Property tax exemptions can reduce the taxable value of your home if you meet certain rules. Here's a breakdown of five common property tax exemptions that you could benefit from:

- Homestead: This exemption lowers the taxable value of a home that is used as the owner's main residence. It can also give some protection to surviving spouses. The amount and rules depend on the state, and it doesn’t apply to vacation homes or rentals.
- Persons with disabilities: Homeowners with certain disabilities may qualify for a reduction in property taxes on their primary home. Local governments or school districts usually offer these, and proof of disability is often required.
- Senior citizens: Many states or towns offer tax breaks to older adults who meet age and sometimes income requirements. These usually apply to a main residence and may lower the home’s assessed value or freeze taxes at a certain rate.
- Veterans/Disabled veterans: Veterans, especially those with service-connected disabilities, may get a tax break from their state or local government. The amount can vary based on the level of disability, and some programs also extend to surviving spouses.
- Energy efficiency or renewable energy exemption. Some states or local governments give property tax breaks to homeowners who add energy-saving features like solar panels or geothermal systems. These upgrades can increase your home’s value and the exemption may help you save money on property taxes with them.
Other less common exemptions can include:
- Widow/widower exemption. Available in some areas to surviving spouses who meet certain conditions.
- Agricultural exemption. Applies to land used for farming, ranching or similar purposes.

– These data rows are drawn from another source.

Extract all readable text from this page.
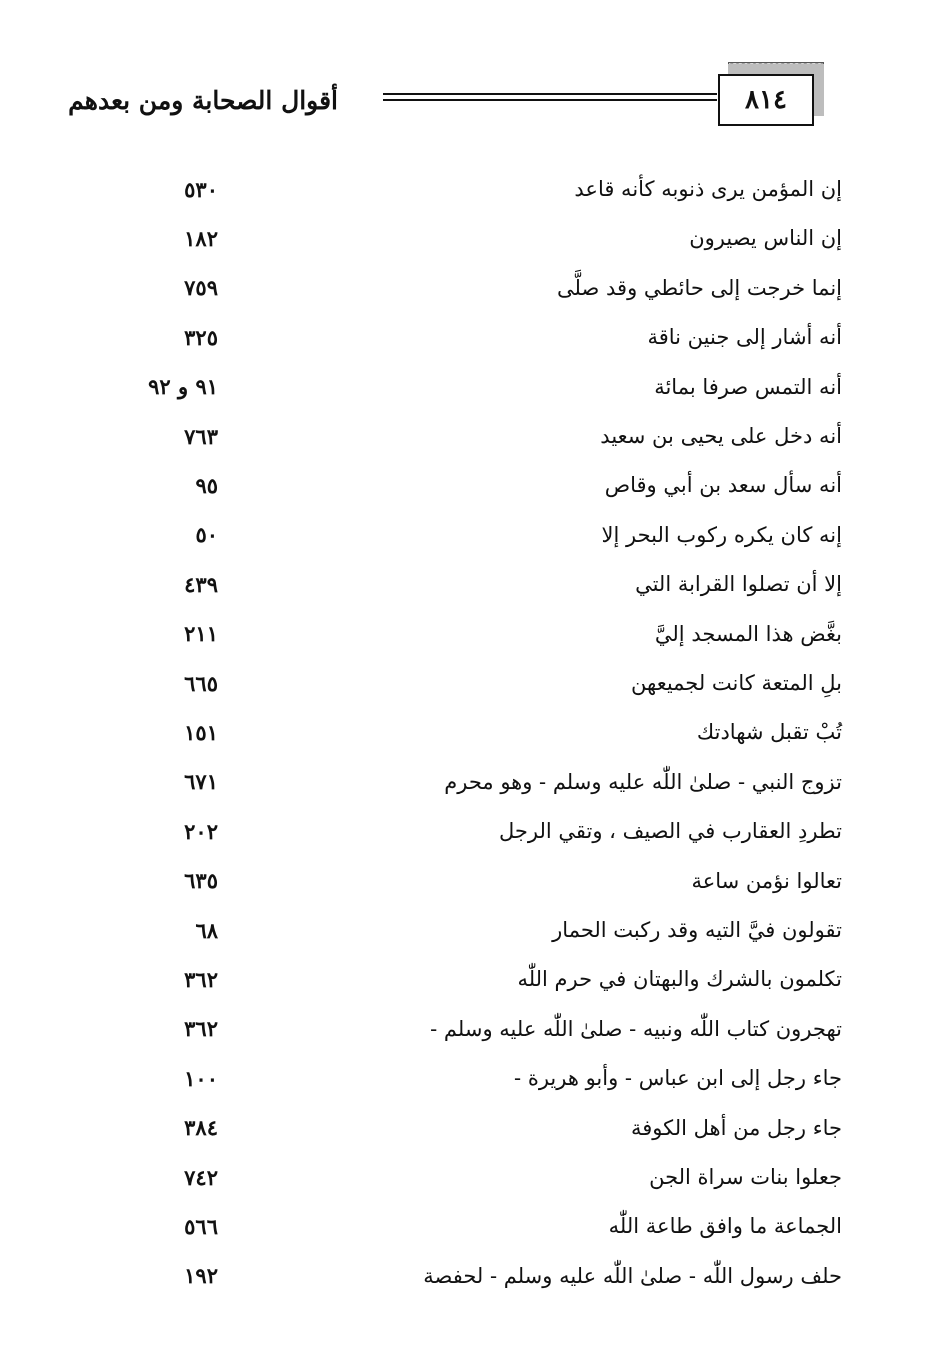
أقوال الصحابة ومن بعدهم	٨١٤
إن المؤمن يرى ذنوبه كأنه قاعد
٥٣٠
إن الناس يصيرون
١٨٢
إنما خرجت إلى حائطي وقد صلَّى
٧٥٩
أنه أشار إلى جنين ناقة
٣٢٥
أنه التمس صرفا بمائة
٩١ و ٩٢
أنه دخل على يحيى بن سعيد
٧٦٣
أنه سأل سعد بن أبي وقاص
٩٥
إنه كان يكره ركوب البحر إلا
٥٠
إلا أن تصلوا القرابة التي
٤٣٩
بغَّض هذا المسجد إليَّ
٢١١
بلِ المتعة كانت لجميعهن
٦٦٥
تُبْ تقبل شهادتك
١٥١
تزوج النبي - صلىٰ اللّٰه عليه وسلم - وهو محرم
٦٧١
تطردِ العقارب في الصيف ، وتقي الرجل
٢٠٢
تعالوا نؤمن ساعة
٦٣٥
تقولون فيَّ التيه وقد ركبت الحمار
٦٨
تكلمون بالشرك والبهتان في حرم اللّٰه
٣٦٢
تهجرون كتاب اللّٰه ونبيه - صلىٰ اللّٰه عليه وسلم -
٣٦٢
جاء رجل إلى ابن عباس - وأبو هريرة -
١٠٠
جاء رجل من أهل الكوفة
٣٨٤
جعلوا بنات سراة الجن
٧٤٢
الجماعة ما وافق طاعة اللّٰه
٥٦٦
حلف رسول اللّٰه - صلىٰ اللّٰه عليه وسلم - لحفصة
١٩٢
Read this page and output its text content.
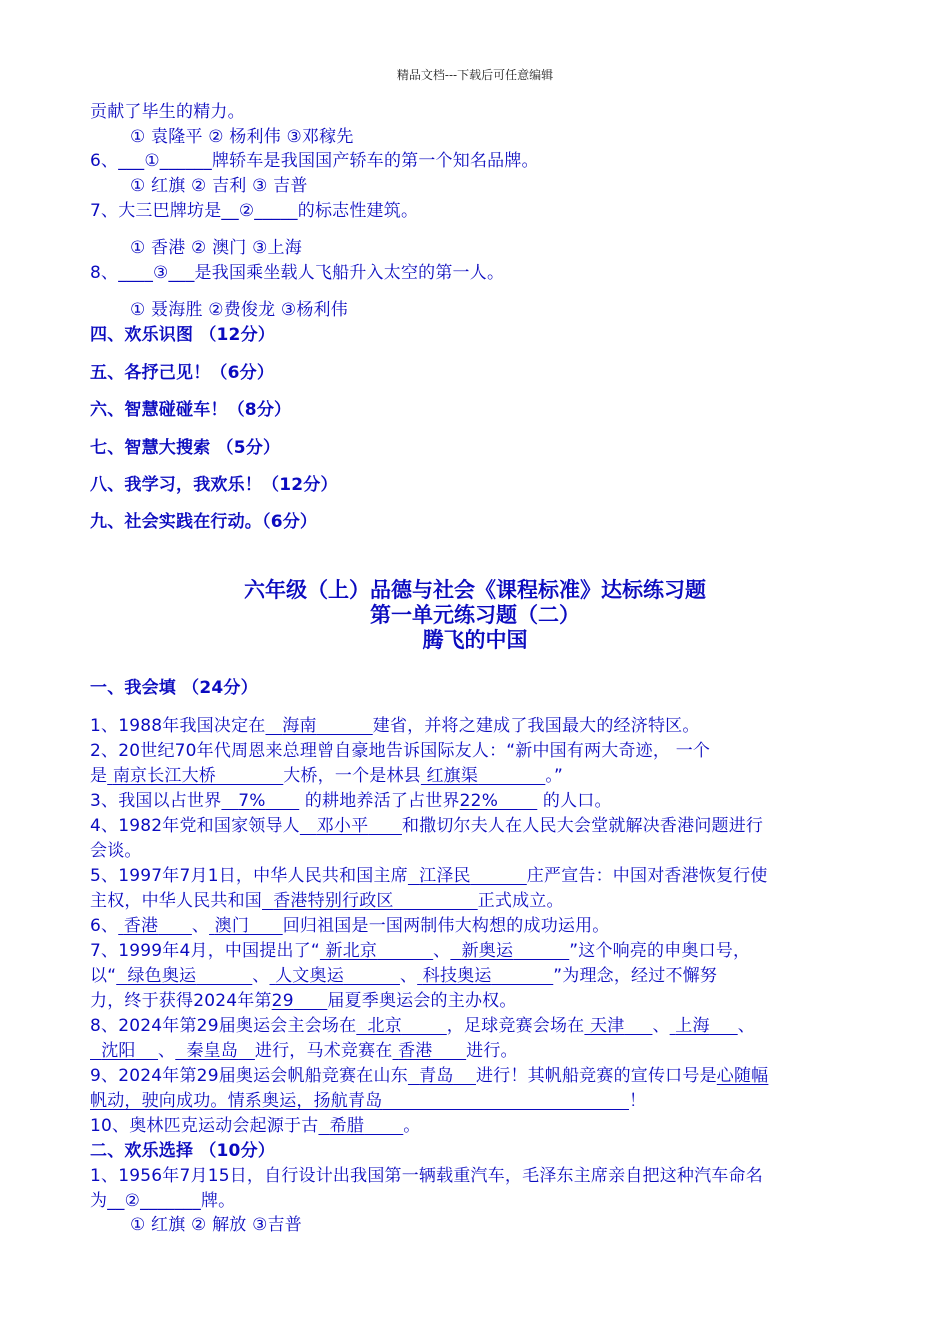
精品文档---下载后可任意编辑
贡献了毕生的精力。
① 袁隆平 ② 杨利伟 ③邓稼先
6、___①______牌轿车是我国国产轿车的第一个知名品牌。
① 红旗 ② 吉利 ③ 吉普
7、大三巴牌坊是__②_____的标志性建筑。
① 香港 ② 澳门 ③上海
8、____③___是我国乘坐载人飞船升入太空的第一人。
① 聂海胜 ②费俊龙 ③杨利伟
四、欢乐识图 （12分）
五、各抒己见！（6分）
六、智慧碰碰车！（8分）
七、智慧大搜索 （5分）
八、我学习，我欢乐！（12分）
九、社会实践在行动。（6分）
六年级（上）品德与社会《课程标准》达标练习题
第一单元练习题（二）
腾飞的中国
一、我会填 （24分）
1、1988年我国决定在 海南	建省，并将之建成了我国最大的经济特区。
2、20世纪70年代周恩来总理曾自豪地告诉国际友人：“新中国有两大奇迹， 一个
是 南京长江大桥	大桥，一个是林县 红旗渠	。”
3、我国以占世界 7% 的耕地养活了占世界22%	的人口。
4、1982年党和国家领导人 邓小平 和撒切尔夫人在人民大会堂就解决香港问题进行
会谈。
5、1997年7月1日，中华人民共和国主席 江泽民	庄严宣告：中国对香港恢复行使
主权，中华人民共和国 香港特别行政区	正式成立。
6、 香港 、 澳门 回归祖国是一国两制伟大构想的成功运用。
7、1999年4月，中国提出了“ 新北京	、 新奥运	”这个响亮的申奥口号，
以“ 绿色奥运	、 人文奥运	、 科技奥运	”为理念，经过不懈努
力，终于获得2024年第29 届夏季奥运会的主办权。
8、2024年第29届奥运会主会场在 北京	，足球竞赛会场在 天津 、 上海 、
沈阳 、 秦皇岛 进行，马术竞赛在 香港 进行。
9、2024年第29届奥运会帆船竞赛在山东 青岛 进行！其帆船竞赛的宣传口号是心随幅
帆动，驶向成功。情系奥运，扬航青岛	！
10、奥林匹克运动会起源于古 希腊 。
二、欢乐选择 （10分）
1、1956年7月15日，自行设计出我国第一辆载重汽车，毛泽东主席亲自把这种汽车命名
为__②_______牌。
① 红旗 ② 解放 ③吉普
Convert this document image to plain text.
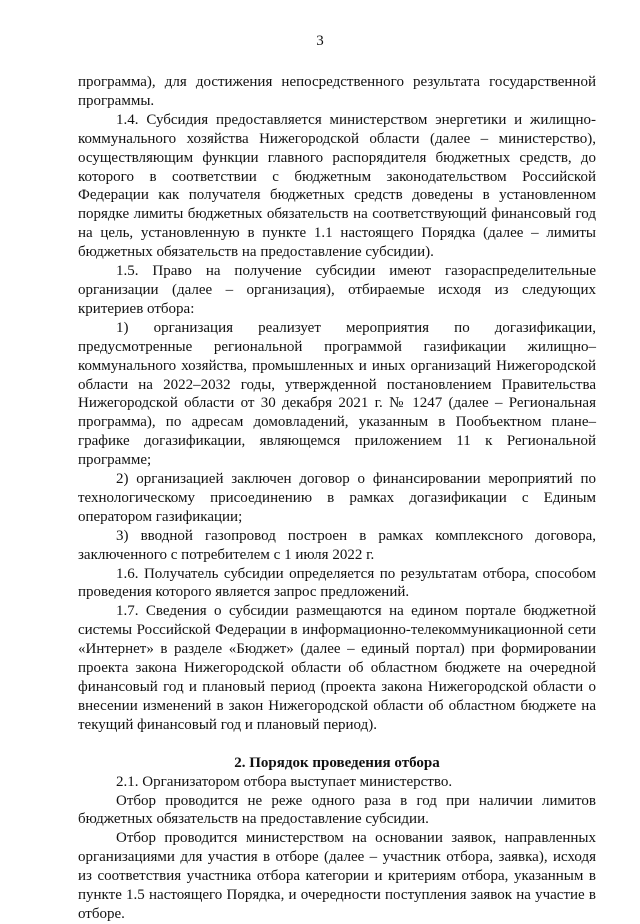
3

программа), для достижения непосредственного результата государственной программы.

1.4. Субсидия предоставляется министерством энергетики и жилищно-коммунального хозяйства Нижегородской области (далее – министерство), осуществляющим функции главного распорядителя бюджетных средств, до которого в соответствии с бюджетным законодательством Российской Федерации как получателя бюджетных средств доведены в установленном порядке лимиты бюджетных обязательств на соответствующий финансовый год на цель, установленную в пункте 1.1 настоящего Порядка (далее – лимиты бюджетных обязательств на предоставление субсидии).

1.5. Право на получение субсидии имеют газораспределительные организации (далее – организация), отбираемые исходя из следующих критериев отбора:

1) организация реализует мероприятия по догазификации, предусмотренные региональной программой газификации жилищно–коммунального хозяйства, промышленных и иных организаций Нижегородской области на 2022–2032 годы, утвержденной постановлением Правительства Нижегородской области от 30 декабря 2021 г. № 1247 (далее – Региональная программа), по адресам домовладений, указанным в Пообъектном плане–графике догазификации, являющемся приложением 11 к Региональной программе;

2) организацией заключен договор о финансировании мероприятий по технологическому присоединению в рамках догазификации с Единым оператором газификации;

3) вводной газопровод построен в рамках комплексного договора, заключенного с потребителем с 1 июля 2022 г.

1.6. Получатель субсидии определяется по результатам отбора, способом проведения которого является запрос предложений.

1.7. Сведения о субсидии размещаются на едином портале бюджетной системы Российской Федерации в информационно-телекоммуникационной сети «Интернет» в разделе «Бюджет» (далее – единый портал) при формировании проекта закона Нижегородской области об областном бюджете на очередной финансовый год и плановый период (проекта закона Нижегородской области о внесении изменений в закон Нижегородской области об областном бюджете на текущий финансовый год и плановый период).

2. Порядок проведения отбора

2.1. Организатором отбора выступает министерство.

Отбор проводится не реже одного раза в год при наличии лимитов бюджетных обязательств на предоставление субсидии.

Отбор проводится министерством на основании заявок, направленных организациями для участия в отборе (далее – участник отбора, заявка), исходя из соответствия участника отбора категории и критериям отбора, указанным в пункте 1.5 настоящего Порядка, и очередности поступления заявок на участие в отборе.
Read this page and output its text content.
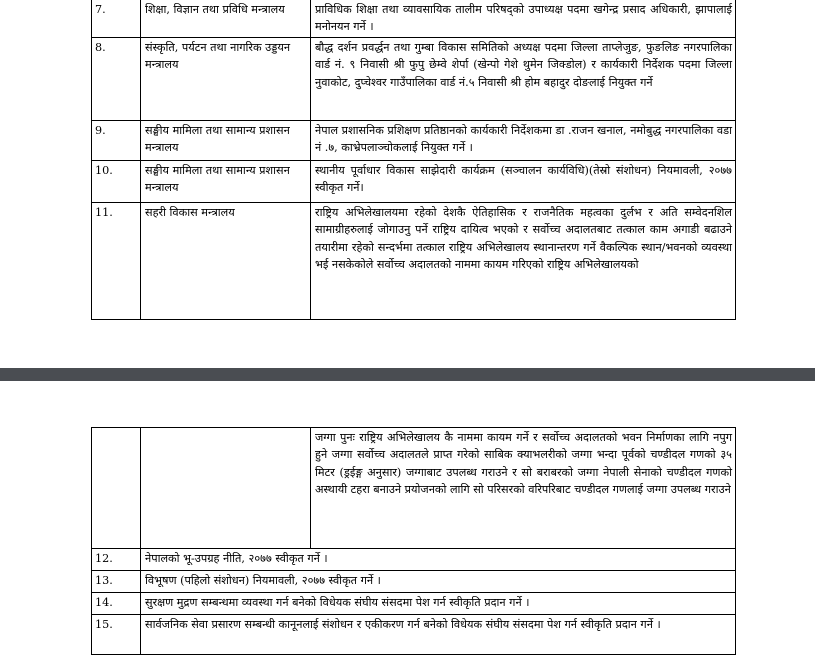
7.	शिक्षा, विज्ञान तथा प्रविधि मन्त्रालय	प्राविधिक शिक्षा तथा व्यावसायिक तालीम परिषद्को उपाध्यक्ष पदमा खगेन्द्र प्रसाद अधिकारी, झापालाई मनोनयन गर्ने ।
8.	संस्कृति, पर्यटन तथा नागरिक उड्डयन मन्त्रालय	बौद्ध दर्शन प्रवर्द्धन तथा गुम्बा विकास समितिको अध्यक्ष पदमा जिल्ला ताप्लेजुङ, फुङलिङ नगरपालिका वार्ड नं. ९ निवासी श्री फुपु छेम्वे शेर्पा (खेन्पो गेशे थुमेन जिक्डोल) र कार्यकारी निर्देशक पदमा जिल्ला नुवाकोट, दुप्चेश्वर गाउँपालिका वार्ड नं.५ निवासी श्री होम बहादुर दोङलाई नियुक्त गर्ने
9.	सङ्घीय मामिला तथा सामान्य प्रशासन मन्त्रालय	नेपाल प्रशासनिक प्रशिक्षण प्रतिष्ठानको कार्यकारी निर्देशकमा डा .राजन खनाल, नमोबुद्ध नगरपालिका वडा नं .७, काभ्रेपलाञ्चोकलाई नियुक्त गर्ने ।
10.	सङ्घीय मामिला तथा सामान्य प्रशासन मन्त्रालय	स्थानीय पूर्वाधार विकास साझेदारी कार्यक्रम (सञ्चालन कार्यविधि)(तेस्रो संशोधन) नियमावली, २०७७ स्वीकृत गर्ने।
11.	सहरी विकास मन्त्रालय	राष्ट्रिय अभिलेखालयमा रहेको देशकै ऐतिहासिक र राजनैतिक महत्वका दुर्लभ र अति सम्वेदनशिल सामाग्रीहरुलाई जोगाउनु पर्ने राष्ट्रिय दायित्व भएको र सर्वोच्च अदालतबाट तत्काल काम अगाडी बढाउने तयारीमा रहेको सन्दर्भमा तत्काल राष्ट्रिय अभिलेखालय स्थानान्तरण गर्ने वैकल्पिक स्थान/भवनको व्यवस्था भई नसकेकोले सर्वोच्च अदालतको नाममा कायम गरिएको राष्ट्रिय अभिलेखालयको
		जग्गा पुनः राष्ट्रिय अभिलेखालय कै नाममा कायम गर्ने र सर्वोच्च अदालतको भवन निर्माणका लागि नपुग हुने जग्गा सर्वोच्च अदालतले प्राप्त गरेको साबिक क्याभलरीको जग्गा भन्दा पूर्वको चण्डीदल गणको ३५ मिटर (ड्रईङ्ग अनुसार) जग्गाबाट उपलब्ध गराउने र सो बराबरको जग्गा नेपाली सेनाको चण्डीदल गणको अस्थायी टहरा बनाउने प्रयोजनको लागि सो परिसरको वरिपरिबाट चण्डीदल गणलाई जग्गा उपलब्ध गराउने
12.	नेपालको भू-उपग्रह नीति, २०७७ स्वीकृत गर्ने ।	
13.	विभूषण (पहिलो संशोधन) नियमावली, २०७७ स्वीकृत गर्ने ।	
14.	सुरक्षण मुद्रण सम्बन्धमा व्यवस्था गर्न बनेको विधेयक संघीय संसदमा पेश गर्न स्वीकृति प्रदान गर्ने ।	
15.	सार्वजनिक सेवा प्रसारण सम्बन्धी कानूनलाई संशोधन र एकीकरण गर्न बनेको विधेयक संघीय संसदमा पेश गर्न स्वीकृति प्रदान गर्ने ।	
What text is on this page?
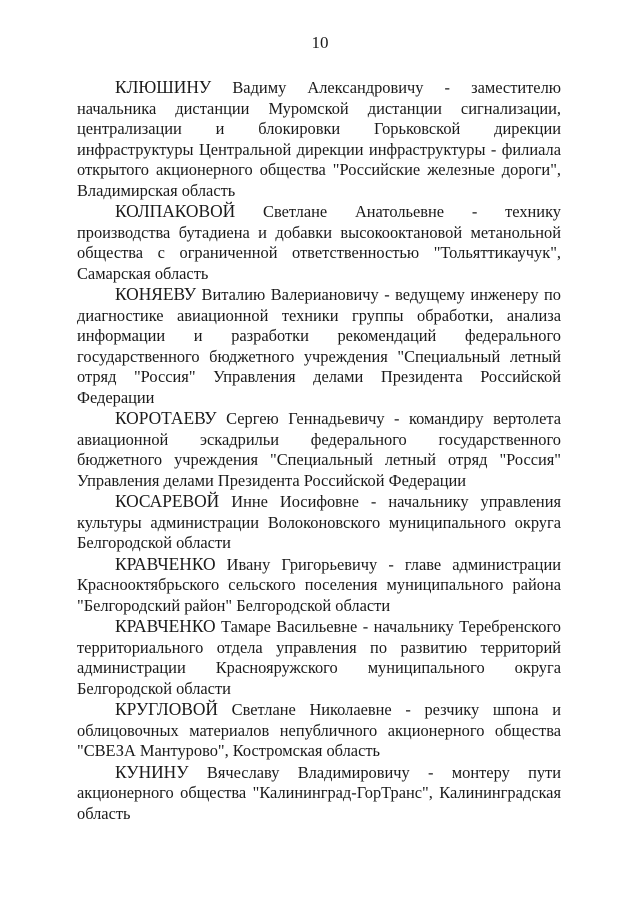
10

КЛЮШИНУ Вадиму Александровичу - заместителю начальника дистанции Муромской дистанции сигнализации, централизации и блокировки Горьковской дирекции инфраструктуры Центральной дирекции инфраструктуры - филиала открытого акционерного общества "Российские железные дороги", Владимирская область

КОЛПАКОВОЙ Светлане Анатольевне - технику производства бутадиена и добавки высокооктановой метанольной общества с ограниченной ответственностью "Тольяттикаучук", Самарская область

КОНЯЕВУ Виталию Валериановичу - ведущему инженеру по диагностике авиационной техники группы обработки, анализа информации и разработки рекомендаций федерального государственного бюджетного учреждения "Специальный летный отряд "Россия" Управления делами Президента Российской Федерации

КОРОТАЕВУ Сергею Геннадьевичу - командиру вертолета авиационной эскадрильи федерального государственного бюджетного учреждения "Специальный летный отряд "Россия" Управления делами Президента Российской Федерации

КОСАРЕВОЙ Инне Иосифовне - начальнику управления культуры администрации Волоконовского муниципального округа Белгородской области

КРАВЧЕНКО Ивану Григорьевичу - главе администрации Краснооктябрьского сельского поселения муниципального района "Белгородский район" Белгородской области

КРАВЧЕНКО Тамаре Васильевне - начальнику Теребренского территориального отдела управления по развитию территорий администрации Краснояружского муниципального округа Белгородской области

КРУГЛОВОЙ Светлане Николаевне - резчику шпона и облицовочных материалов непубличного акционерного общества "СВЕЗА Мантурово", Костромская область

КУНИНУ Вячеславу Владимировичу - монтеру пути акционерного общества "Калининград-ГорТранс", Калининградская область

- Low-income exemption. In some places, homeowners with limited income may qualify for reduced property taxes, even if they don’t meet other conditions like age or disability.
It’s worth spending some time researching whether you qualify for any applicable exemptions in your area. If you do, you can save thousands over the years.
Property Taxes By State
Overall, homeowners pay the most property taxes in New Jersey, which has some of the highest effective tax rates in the country. The state’s average effective rate is 2.33% of a home's value, compared to the national average of 0.90%.
With an average effective rate of 0.27%, the least expensive state for property taxes is Hawaii. Despite its reputation as a costly place to live, Hawaii has generous homeowners exemptions for primary residents that lower taxable values considerably. The tax break generally helps those who live in Hawaii full-time, rather than those who own a second home there.
Also of note are Colorado and Oregon’s property tax laws, which voters put in place to limit large taxable value increases. Many states don’t have caps on how much property taxes can change annually, but those two are examples of state governments that put laws in place because of taxpayer concern.